Женомор умер 17 февраля 1917 года, в возрасте пятидесяти одного года. Поскольку этот день не был четвергом, я не мог присутствовать при его последних мгновениях — я, единственный друг, что был у него в жизни. Мне и на похороны не довелось прийти, потому что они состоялись в среду.

Лишь назавтра, в четверг, мадемуазель Суайес сообщила о его кончине и соблаговолила раздобыть для меня копию рапорта, который доктор Монтальти в связи с этим событием направил в компетентные органы.

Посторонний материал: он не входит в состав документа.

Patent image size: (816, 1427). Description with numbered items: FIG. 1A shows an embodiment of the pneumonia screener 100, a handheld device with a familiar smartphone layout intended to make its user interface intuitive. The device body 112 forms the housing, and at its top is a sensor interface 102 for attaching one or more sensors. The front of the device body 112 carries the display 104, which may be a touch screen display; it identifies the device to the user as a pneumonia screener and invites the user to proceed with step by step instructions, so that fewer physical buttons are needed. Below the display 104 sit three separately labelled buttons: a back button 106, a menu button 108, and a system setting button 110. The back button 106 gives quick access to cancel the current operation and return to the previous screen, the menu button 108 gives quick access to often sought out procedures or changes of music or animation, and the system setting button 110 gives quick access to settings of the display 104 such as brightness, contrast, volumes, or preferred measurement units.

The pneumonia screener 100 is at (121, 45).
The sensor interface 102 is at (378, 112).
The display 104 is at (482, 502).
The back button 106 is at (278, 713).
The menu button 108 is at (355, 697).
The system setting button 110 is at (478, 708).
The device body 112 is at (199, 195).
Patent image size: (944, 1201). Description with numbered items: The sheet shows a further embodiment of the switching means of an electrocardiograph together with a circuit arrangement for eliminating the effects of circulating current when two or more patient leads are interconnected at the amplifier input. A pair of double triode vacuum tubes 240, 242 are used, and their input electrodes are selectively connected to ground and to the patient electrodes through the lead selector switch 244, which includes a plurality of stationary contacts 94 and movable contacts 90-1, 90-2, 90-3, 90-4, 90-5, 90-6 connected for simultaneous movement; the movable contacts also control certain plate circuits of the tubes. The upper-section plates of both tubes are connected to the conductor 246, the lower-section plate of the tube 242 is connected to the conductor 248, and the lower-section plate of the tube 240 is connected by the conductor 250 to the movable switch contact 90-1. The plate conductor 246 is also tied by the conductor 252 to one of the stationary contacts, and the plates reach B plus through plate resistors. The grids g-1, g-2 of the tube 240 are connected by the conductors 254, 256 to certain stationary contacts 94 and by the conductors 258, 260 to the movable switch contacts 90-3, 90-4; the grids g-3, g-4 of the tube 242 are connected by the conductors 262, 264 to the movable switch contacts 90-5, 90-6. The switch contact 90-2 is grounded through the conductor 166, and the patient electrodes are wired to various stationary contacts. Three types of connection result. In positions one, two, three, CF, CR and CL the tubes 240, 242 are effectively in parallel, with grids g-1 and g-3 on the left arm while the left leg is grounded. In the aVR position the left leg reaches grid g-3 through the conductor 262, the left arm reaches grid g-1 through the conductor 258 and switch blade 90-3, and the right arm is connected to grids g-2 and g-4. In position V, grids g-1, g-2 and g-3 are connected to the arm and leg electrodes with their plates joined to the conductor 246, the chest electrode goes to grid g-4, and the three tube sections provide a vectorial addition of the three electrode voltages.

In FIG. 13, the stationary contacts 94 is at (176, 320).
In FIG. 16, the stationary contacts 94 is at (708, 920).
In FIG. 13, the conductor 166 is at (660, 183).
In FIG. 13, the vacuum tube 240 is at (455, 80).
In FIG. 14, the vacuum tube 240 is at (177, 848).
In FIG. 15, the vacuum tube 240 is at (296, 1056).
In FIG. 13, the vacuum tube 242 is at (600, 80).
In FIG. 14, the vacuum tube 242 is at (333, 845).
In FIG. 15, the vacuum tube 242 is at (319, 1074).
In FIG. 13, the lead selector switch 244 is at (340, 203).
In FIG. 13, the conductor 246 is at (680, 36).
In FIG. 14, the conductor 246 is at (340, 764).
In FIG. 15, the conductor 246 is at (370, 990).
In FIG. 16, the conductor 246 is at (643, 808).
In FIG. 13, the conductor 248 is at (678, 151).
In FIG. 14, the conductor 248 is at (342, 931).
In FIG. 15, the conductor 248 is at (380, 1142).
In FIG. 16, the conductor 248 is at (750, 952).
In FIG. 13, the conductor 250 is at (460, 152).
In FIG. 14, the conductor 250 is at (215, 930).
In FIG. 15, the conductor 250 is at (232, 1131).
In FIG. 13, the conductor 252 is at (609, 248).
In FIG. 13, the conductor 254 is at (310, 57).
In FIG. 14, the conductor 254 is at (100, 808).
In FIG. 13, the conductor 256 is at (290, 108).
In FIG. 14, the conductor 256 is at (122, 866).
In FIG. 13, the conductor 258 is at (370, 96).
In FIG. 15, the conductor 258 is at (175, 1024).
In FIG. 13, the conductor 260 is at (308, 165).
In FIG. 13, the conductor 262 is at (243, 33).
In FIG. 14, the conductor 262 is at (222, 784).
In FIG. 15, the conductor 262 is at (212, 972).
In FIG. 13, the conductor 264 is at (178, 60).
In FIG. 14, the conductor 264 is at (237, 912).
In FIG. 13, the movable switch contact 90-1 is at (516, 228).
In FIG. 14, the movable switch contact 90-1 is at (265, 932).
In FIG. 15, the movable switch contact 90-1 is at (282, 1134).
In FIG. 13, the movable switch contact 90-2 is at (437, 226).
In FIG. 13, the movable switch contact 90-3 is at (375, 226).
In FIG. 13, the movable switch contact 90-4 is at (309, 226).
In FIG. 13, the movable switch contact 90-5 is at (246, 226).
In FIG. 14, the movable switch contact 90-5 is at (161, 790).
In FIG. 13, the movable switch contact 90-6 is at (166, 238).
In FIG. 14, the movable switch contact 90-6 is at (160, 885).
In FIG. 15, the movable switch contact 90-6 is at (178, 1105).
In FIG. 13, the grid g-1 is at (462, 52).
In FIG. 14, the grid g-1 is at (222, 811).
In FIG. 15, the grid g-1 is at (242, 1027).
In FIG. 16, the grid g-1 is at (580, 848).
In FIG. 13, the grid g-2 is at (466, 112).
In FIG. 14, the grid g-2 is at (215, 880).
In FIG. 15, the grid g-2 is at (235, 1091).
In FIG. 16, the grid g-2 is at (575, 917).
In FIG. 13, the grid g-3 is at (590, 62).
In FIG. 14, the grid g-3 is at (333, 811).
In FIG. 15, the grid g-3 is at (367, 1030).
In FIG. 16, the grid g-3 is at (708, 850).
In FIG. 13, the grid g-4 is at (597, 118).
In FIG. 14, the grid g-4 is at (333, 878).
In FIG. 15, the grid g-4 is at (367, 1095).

Вот она от слова до слова, эта поразительная надгробная речь:

«В головном мозгу есть отдельные области, чьи функции и поныне, после многочисленных исследований, предметом которых они являлись, остаются темными и загадочными. К их числу принадлежит область третьего желудочка.

Усложняет вопрос, затрудняя и зачастую делая проблематичным истолкование экспериментальных данных, то обстоятельство, что структурная сложность интерпедонкулярной области головного мозга усугубляется близостью железистой области, чье влияние, хоть и не определенное с достаточной точностью, проявляется все очевиднее как фактор, оказывающий воздействие на деятельность организма в целом. Нам хотелось бы в этой связи сказать несколько слов о гипофизе.

Как известно, многие экспериментальные работы на первый взгляд доказывают, что возбуждение или абляция гипофиза имеют следствием существенные изменения циркуляции крови, дыхания, метаболизма, почечной секреции, роста, если приводить здесь лишь самые поразительные проявления подобных процессов.

В отношении занимающей нас проблемы методы клинической анатомии к настоящему времени обеспечили нам лишь весьма малое количество бесспорных данных. Причина в том, что четко ограниченные поражения в области воронки гипоталамуса встречаются относительно редко; в подавляющем большинстве случаев речь идет о последствиях туберкулеза или в особенности сифилиса, которые вызываются диффузией и дистанционной интоксикацией и не ограничивают своих патогенных воздействий какой-либо отдельной областью.